Over on Bluesky, Bart-Jan Schuman asked:

Hmm, what kind of data/numbers would you be looking for to show that Bluesky no longer is a monopoly in/over the ATmosphere? Looking for deterministic feedback here, as I am actually trying to figure out what kind of data people would find useful to show that ATmosphere is more than Bluesky…

— Bart-Jan.Schuman.de (@schuman.de) November 28, 2025 at 11:20 AM

I replied directly with some metrics, but it got me thinking about all the noise there’s been lately around if Bluesky is decentralization theatrics, since there are always naysayers happy to jump in and claim they hold too much control - which is tricky, since too much is an issue of opinion.

The monopoly question, however, is easier to answer.

A monopoly requires exclusive control - you are the only one who gets to provide a service.

A monopolist always holds an implicit threat: stick with me, do what I say, or get cut off altogether.

For example, Microsoft’s monopolistic practices to exert desktop dominance was a threat because it excluded other OSes. Nobody could replace parts piecemeal. Running Windows meant running Windows apps.

If you were in an organization that had bought into Windows, even if they did it for practical reasons, chances are you were out of luck if you wanted to run absolutely anything else. Conform, or find a job elsewhere.

It was even more insidious than that. People running Windows apps meant you needed Windows SDKs and documentation, so as a devyou had to pay Microsoft for access.

None of these apply to the current situation. The code is open, there is patent non-aggression pledge, and there are multiple implementations of - as far as I can tell - every component on the stack other than the PLC directory.

Now, arguably, Bluesky PBC does have de facto control over 90%+ of data and accounts… but there’s no particular reason for that other than inertia and user choice.

Bluesky PBC does not force people to host with them and, in their position, I would be much happier if I could offload those costs and the attending data risk onto someone else.

Furthermore, users who do not host with Bluesky nor use their applications to access the network are in no way disadvantaged.

Someone hosting their data on an alternate PDS, like myself, is not a second-class citizen on the network.
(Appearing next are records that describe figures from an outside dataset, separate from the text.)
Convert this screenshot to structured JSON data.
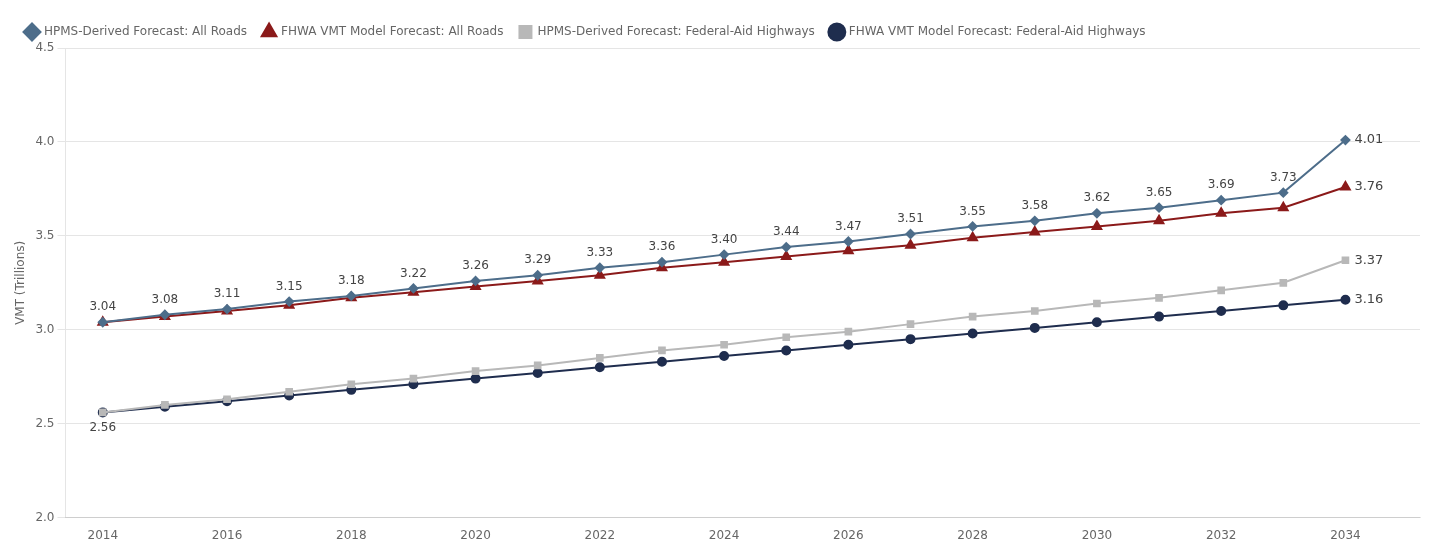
{
  "chart_data": {
    "type": "line",
    "ylabel": "VMT (Trillions)",
    "x": [
      2014,
      2015,
      2016,
      2017,
      2018,
      2019,
      2020,
      2021,
      2022,
      2023,
      2024,
      2025,
      2026,
      2027,
      2028,
      2029,
      2030,
      2031,
      2032,
      2033,
      2034
    ],
    "xlim": [
      2013.4,
      2035.2
    ],
    "xticks": [
      2014,
      2016,
      2018,
      2020,
      2022,
      2024,
      2026,
      2028,
      2030,
      2032,
      2034
    ],
    "ylim": [
      2.0,
      4.5
    ],
    "yticks": [
      {
        "value": 2.0,
        "label": "2.0"
      },
      {
        "value": 2.5,
        "label": "2.5"
      },
      {
        "value": 3.0,
        "label": "3.0"
      },
      {
        "value": 3.5,
        "label": "3.5"
      },
      {
        "value": 4.0,
        "label": "4.0"
      },
      {
        "value": 4.5,
        "label": "4.5"
      }
    ],
    "grid": true,
    "legend": "upper left",
    "data_labels": true,
    "series": [
      {
        "name": "HPMS-Derived Forecast: All Roads",
        "color": "#4d6d8a",
        "marker": "diamond",
        "values": [
          3.04,
          3.08,
          3.11,
          3.15,
          3.18,
          3.22,
          3.26,
          3.29,
          3.33,
          3.36,
          3.4,
          3.44,
          3.47,
          3.51,
          3.55,
          3.58,
          3.62,
          3.65,
          3.69,
          3.73,
          4.01
        ],
        "value_labels": [
          "3.04",
          "3.08",
          "3.11",
          "3.15",
          "3.18",
          "3.22",
          "3.26",
          "3.29",
          "3.33",
          "3.36",
          "3.40",
          "3.44",
          "3.47",
          "3.51",
          "3.55",
          "3.58",
          "3.62",
          "3.65",
          "3.69",
          "3.73",
          "4.01"
        ]
      },
      {
        "name": "FHWA VMT Model Forecast: All Roads",
        "color": "#8b1a1a",
        "marker": "triangle",
        "values": [
          3.04,
          3.07,
          3.1,
          3.13,
          3.17,
          3.2,
          3.23,
          3.26,
          3.29,
          3.33,
          3.36,
          3.39,
          3.42,
          3.45,
          3.49,
          3.52,
          3.55,
          3.58,
          3.62,
          3.65,
          3.76
        ],
        "value_labels": [
          null,
          null,
          null,
          null,
          null,
          null,
          null,
          null,
          null,
          null,
          null,
          null,
          null,
          null,
          null,
          null,
          null,
          null,
          null,
          null,
          "3.76"
        ]
      },
      {
        "name": "HPMS-Derived Forecast: Federal-Aid Highways",
        "color": "#b8b8b8",
        "marker": "square",
        "values": [
          2.56,
          2.6,
          2.63,
          2.67,
          2.71,
          2.74,
          2.78,
          2.81,
          2.85,
          2.89,
          2.92,
          2.96,
          2.99,
          3.03,
          3.07,
          3.1,
          3.14,
          3.17,
          3.21,
          3.25,
          3.37
        ],
        "value_labels": [
          null,
          null,
          null,
          null,
          null,
          null,
          null,
          null,
          null,
          null,
          null,
          null,
          null,
          null,
          null,
          null,
          null,
          null,
          null,
          null,
          "3.37"
        ]
      },
      {
        "name": "FHWA VMT Model Forecast: Federal-Aid Highways",
        "color": "#1f2d4e",
        "marker": "circle",
        "values": [
          2.56,
          2.59,
          2.62,
          2.65,
          2.68,
          2.71,
          2.74,
          2.77,
          2.8,
          2.83,
          2.86,
          2.89,
          2.92,
          2.95,
          2.98,
          3.01,
          3.04,
          3.07,
          3.1,
          3.13,
          3.16
        ],
        "value_labels": [
          "2.56",
          null,
          null,
          null,
          null,
          null,
          null,
          null,
          null,
          null,
          null,
          null,
          null,
          null,
          null,
          null,
          null,
          null,
          null,
          null,
          "3.16"
        ]
      }
    ]
  }
}
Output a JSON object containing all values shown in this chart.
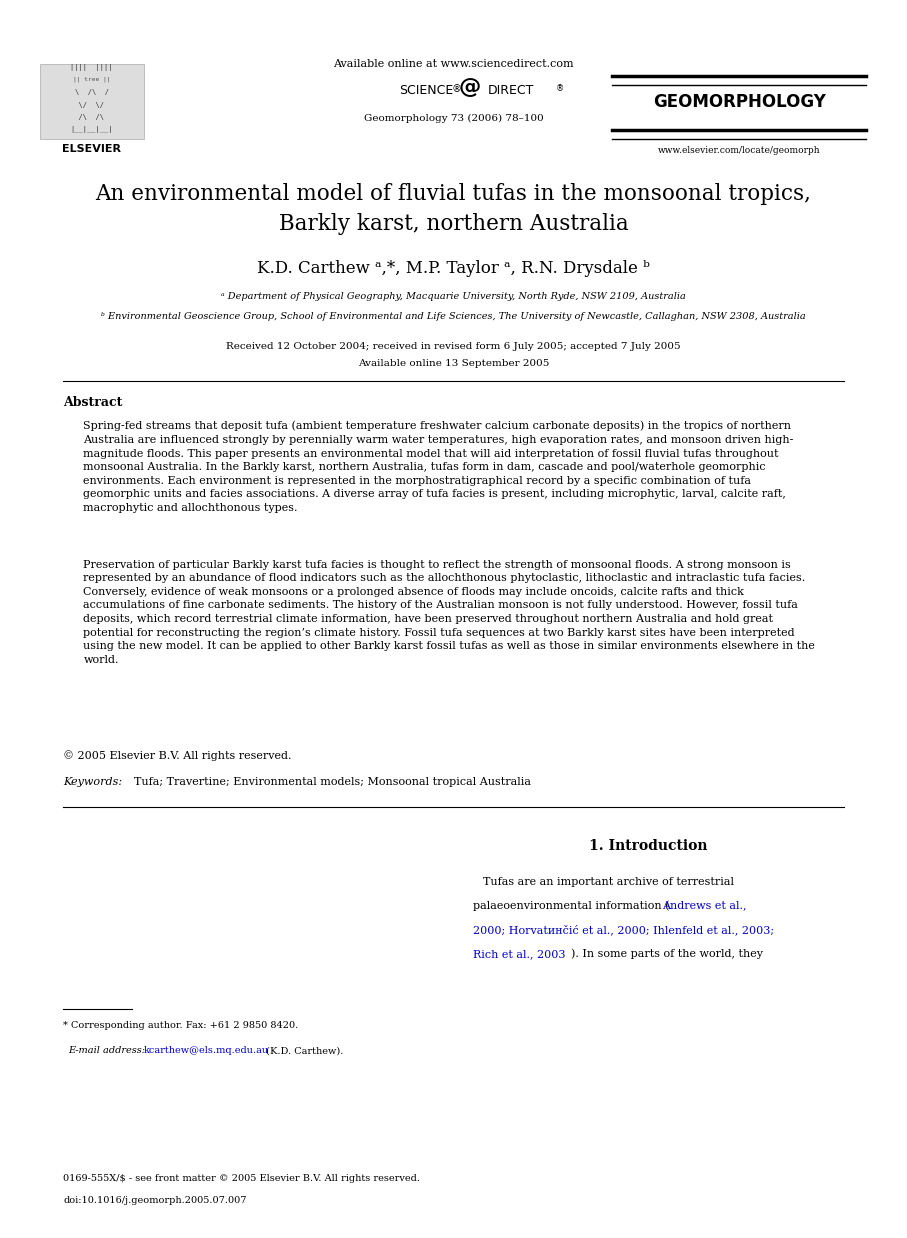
{
  "bg_color": "#ffffff",
  "page_width": 9.07,
  "page_height": 12.38,
  "header_available_online": "Available online at www.sciencedirect.com",
  "header_journal_info": "Geomorphology 73 (2006) 78–100",
  "header_journal_name": "GEOMORPHOLOGY",
  "header_website": "www.elsevier.com/locate/geomorph",
  "title_line1": "An environmental model of fluvial tufas in the monsoonal tropics,",
  "title_line2": "Barkly karst, northern Australia",
  "authors": "K.D. Carthew ᵃ,*, M.P. Taylor ᵃ, R.N. Drysdale ᵇ",
  "affil_a": "ᵃ Department of Physical Geography, Macquarie University, North Ryde, NSW 2109, Australia",
  "affil_b": "ᵇ Environmental Geoscience Group, School of Environmental and Life Sciences, The University of Newcastle, Callaghan, NSW 2308, Australia",
  "received_text": "Received 12 October 2004; received in revised form 6 July 2005; accepted 7 July 2005",
  "available_online": "Available online 13 September 2005",
  "abstract_title": "Abstract",
  "abstract_para1": "Spring-fed streams that deposit tufa (ambient temperature freshwater calcium carbonate deposits) in the tropics of northern\nAustralia are influenced strongly by perennially warm water temperatures, high evaporation rates, and monsoon driven high-\nmagnitude floods. This paper presents an environmental model that will aid interpretation of fossil fluvial tufas throughout\nmonsoonal Australia. In the Barkly karst, northern Australia, tufas form in dam, cascade and pool/waterhole geomorphic\nenvironments. Each environment is represented in the morphostratigraphical record by a specific combination of tufa\ngeomorphic units and facies associations. A diverse array of tufa facies is present, including microphytic, larval, calcite raft,\nmacrophytic and allochthonous types.",
  "abstract_para2": "Preservation of particular Barkly karst tufa facies is thought to reflect the strength of monsoonal floods. A strong monsoon is\nrepresented by an abundance of flood indicators such as the allochthonous phytoclastic, lithoclastic and intraclastic tufa facies.\nConversely, evidence of weak monsoons or a prolonged absence of floods may include oncoids, calcite rafts and thick\naccumulations of fine carbonate sediments. The history of the Australian monsoon is not fully understood. However, fossil tufa\ndeposits, which record terrestrial climate information, have been preserved throughout northern Australia and hold great\npotential for reconstructing the region’s climate history. Fossil tufa sequences at two Barkly karst sites have been interpreted\nusing the new model. It can be applied to other Barkly karst fossil tufas as well as those in similar environments elsewhere in the\nworld.",
  "copyright": "© 2005 Elsevier B.V. All rights reserved.",
  "keywords_label": "Keywords:",
  "keywords": "Tufa; Travertine; Environmental models; Monsoonal tropical Australia",
  "section1_title": "1. Introduction",
  "intro_line1": "Tufas are an important archive of terrestrial",
  "intro_line2_pre": "palaeoenvironmental information (",
  "intro_line2_blue": "Andrews et al.,",
  "intro_line3_blue": "2000; Horvatинčić et al., 2000; Ihlenfeld et al., 2003;",
  "intro_line4_blue": "Rich et al., 2003",
  "intro_line4_post": "). In some parts of the world, they",
  "footnote_line": "* Corresponding author. Fax: +61 2 9850 8420.",
  "footnote_email_label": "E-mail address:",
  "footnote_email": "kcarthew@els.mq.edu.au",
  "footnote_email_end": " (K.D. Carthew).",
  "footer_issn": "0169-555X/$ - see front matter © 2005 Elsevier B.V. All rights reserved.",
  "footer_doi": "doi:10.1016/j.geomorph.2005.07.007",
  "link_color": "#0000cc",
  "text_color": "#000000",
  "font_family": "serif"
}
Neither is someone getting their information from a custom app view, or running any of Blacksky’s infrastructure components, or simply using Deer to read their feeds, posting photos through Flashes, or looking to move their blog onto Leaflet.

Nobody loses access to their social graph if they decide to walk away from Bluesky PBC.

So I can’t see any monopolistic practice taking place nor an effort to maintain their position. If you are writing an ATProto application, Bluesky PBC does not dictate how you should create the lexicons for it, what you get to store in them or even where do you users need to keep their data. They don’t even demand a token payment for access to the docs.

Does Bluesky PBC get to choose what people using their UI and feeding off their AppView get to see from the Bluesky network? Sure.

But so do every single other participant running their version of those components.

In practice, Bluesky PBC has a salient position on ATmosphere microblogging, but beyond that, anything goes.